On Tuesday, RTD spokesmen said they had added the Beatrice Street property to their list of prospects.
But the owner, Quotron Systems, said it is not interested in selling. Bruce Jackson, executive vice president of Quotron, said the Los-Angeles based company bought the property from Bennett Medical for about $13 million and has no intention of backing out of its sales agreement
"We have purchased it. It is in escrow," he said. "We have taken possession of part of it as the prior owners (have) moved out."
RTD spokesman Marc Littman responded, "We do have power of eminent domain, but no decision has been made on any of the sites. They are looking at a number of sites, including the Beatrice property."
F. Ronald Rader of Klabin Realtors said he told RTD representatives about the Beatrice Street property the first week in May, but they did not show any interest in it.

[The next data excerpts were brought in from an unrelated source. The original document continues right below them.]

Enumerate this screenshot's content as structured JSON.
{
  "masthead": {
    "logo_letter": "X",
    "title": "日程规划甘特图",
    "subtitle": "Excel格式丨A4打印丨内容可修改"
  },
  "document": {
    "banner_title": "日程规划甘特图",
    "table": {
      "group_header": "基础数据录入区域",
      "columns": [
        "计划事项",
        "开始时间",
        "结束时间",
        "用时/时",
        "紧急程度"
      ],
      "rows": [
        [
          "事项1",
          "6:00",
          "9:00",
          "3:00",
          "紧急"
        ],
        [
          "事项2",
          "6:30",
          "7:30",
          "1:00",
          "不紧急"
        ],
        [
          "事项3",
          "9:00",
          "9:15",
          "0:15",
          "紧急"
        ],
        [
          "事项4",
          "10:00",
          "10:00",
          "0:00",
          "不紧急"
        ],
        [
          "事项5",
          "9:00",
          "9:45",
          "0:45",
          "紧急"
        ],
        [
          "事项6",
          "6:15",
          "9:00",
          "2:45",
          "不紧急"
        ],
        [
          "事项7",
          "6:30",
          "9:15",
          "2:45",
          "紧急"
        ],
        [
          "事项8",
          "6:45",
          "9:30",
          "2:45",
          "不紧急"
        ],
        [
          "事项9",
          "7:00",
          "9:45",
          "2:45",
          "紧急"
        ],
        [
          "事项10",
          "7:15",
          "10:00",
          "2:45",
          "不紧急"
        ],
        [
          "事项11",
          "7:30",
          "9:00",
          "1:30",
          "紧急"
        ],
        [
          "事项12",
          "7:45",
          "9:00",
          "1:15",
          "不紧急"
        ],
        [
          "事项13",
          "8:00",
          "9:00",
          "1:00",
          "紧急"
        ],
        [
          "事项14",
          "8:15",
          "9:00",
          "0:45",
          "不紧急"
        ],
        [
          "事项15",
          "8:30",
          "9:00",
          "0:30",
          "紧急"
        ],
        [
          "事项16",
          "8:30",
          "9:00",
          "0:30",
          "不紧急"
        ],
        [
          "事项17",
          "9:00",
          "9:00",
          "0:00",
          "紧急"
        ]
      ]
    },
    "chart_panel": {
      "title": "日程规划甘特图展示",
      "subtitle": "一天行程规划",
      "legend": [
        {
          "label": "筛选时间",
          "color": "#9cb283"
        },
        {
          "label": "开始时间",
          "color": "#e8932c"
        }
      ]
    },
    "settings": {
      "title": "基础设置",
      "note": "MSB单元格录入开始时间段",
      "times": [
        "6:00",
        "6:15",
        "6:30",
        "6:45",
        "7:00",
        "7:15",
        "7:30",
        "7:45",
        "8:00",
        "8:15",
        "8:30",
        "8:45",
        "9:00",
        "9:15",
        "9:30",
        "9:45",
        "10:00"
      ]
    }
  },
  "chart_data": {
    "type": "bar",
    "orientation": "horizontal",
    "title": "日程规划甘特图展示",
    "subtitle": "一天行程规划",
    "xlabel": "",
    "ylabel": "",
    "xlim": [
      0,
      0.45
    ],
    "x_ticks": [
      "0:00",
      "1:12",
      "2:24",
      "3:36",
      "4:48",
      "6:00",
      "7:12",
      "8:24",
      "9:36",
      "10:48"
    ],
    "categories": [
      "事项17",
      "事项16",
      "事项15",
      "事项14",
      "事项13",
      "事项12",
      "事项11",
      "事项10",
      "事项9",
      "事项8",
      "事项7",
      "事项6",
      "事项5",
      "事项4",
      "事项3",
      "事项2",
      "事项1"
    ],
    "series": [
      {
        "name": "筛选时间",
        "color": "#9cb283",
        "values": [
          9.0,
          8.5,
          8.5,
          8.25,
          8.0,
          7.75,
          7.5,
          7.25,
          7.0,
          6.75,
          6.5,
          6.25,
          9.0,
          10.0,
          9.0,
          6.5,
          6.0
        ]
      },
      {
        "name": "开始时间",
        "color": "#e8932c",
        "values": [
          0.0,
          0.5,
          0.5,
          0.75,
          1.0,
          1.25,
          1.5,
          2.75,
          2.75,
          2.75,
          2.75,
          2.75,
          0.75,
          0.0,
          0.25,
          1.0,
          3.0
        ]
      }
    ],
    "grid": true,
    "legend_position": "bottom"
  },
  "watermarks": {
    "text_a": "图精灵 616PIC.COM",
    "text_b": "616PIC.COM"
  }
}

"In order to get proper attention (Supervisor) Deane Dana wrote a letter to John Dyer, head of the RTD," Rader said. "It took a little cage rattling to get their attention. In June, when they looked at it, it was still on the market, still being shown.
"Quotron went into escrow July 10. By that time RTD had seen the property five times and added it to their studies list."
Littman said the RTD will recommend a preferred site early in October and additional hearings will be held. A site will be selected in late November.
A public hearing on a draft of the environmental impact report will be conducted in January. Final certification of the report is expected in April.
Monday's meeting was attended by about 140 residents and representatives of Dana, Los Angeles Councilman Zev Yaroslavsky, the Westside Homeowners Alliance, the Greater Rancho Park Chamber of Commerce and Westwood South of Santa Monica Homeowners Assn.
The other locations are described in a 29-page analysis distributed by the RTD at four community meetings held over the last few weeks.
In objecting to the sites, residents have cited potential noise, air and water pollution, traffic congestion, safety hazards, reduction of property values, and, in some instances, the use of eminent domain to obtain property.
The sites are 4.71 acres at the southwest corner of Olympic and Centinela boulevards; 6.98 acres at the southeast corner of Olympic Boulevard and Stewart Street in Santa Monica; 4.41 acres fronting Maxella Avenue on the north and bordered by Del Rey and Glencoe avenues, just east of Marina del Rey; 6.5 acres bounded by Sawtelle, Pico, Sepulveda and Exposition boulevards in the Sawtelle area; 7.2 acres at the southwest corner of Culver Boulevard and the Marina Freeway, also east of Marina del Rey, and the present site in Venice.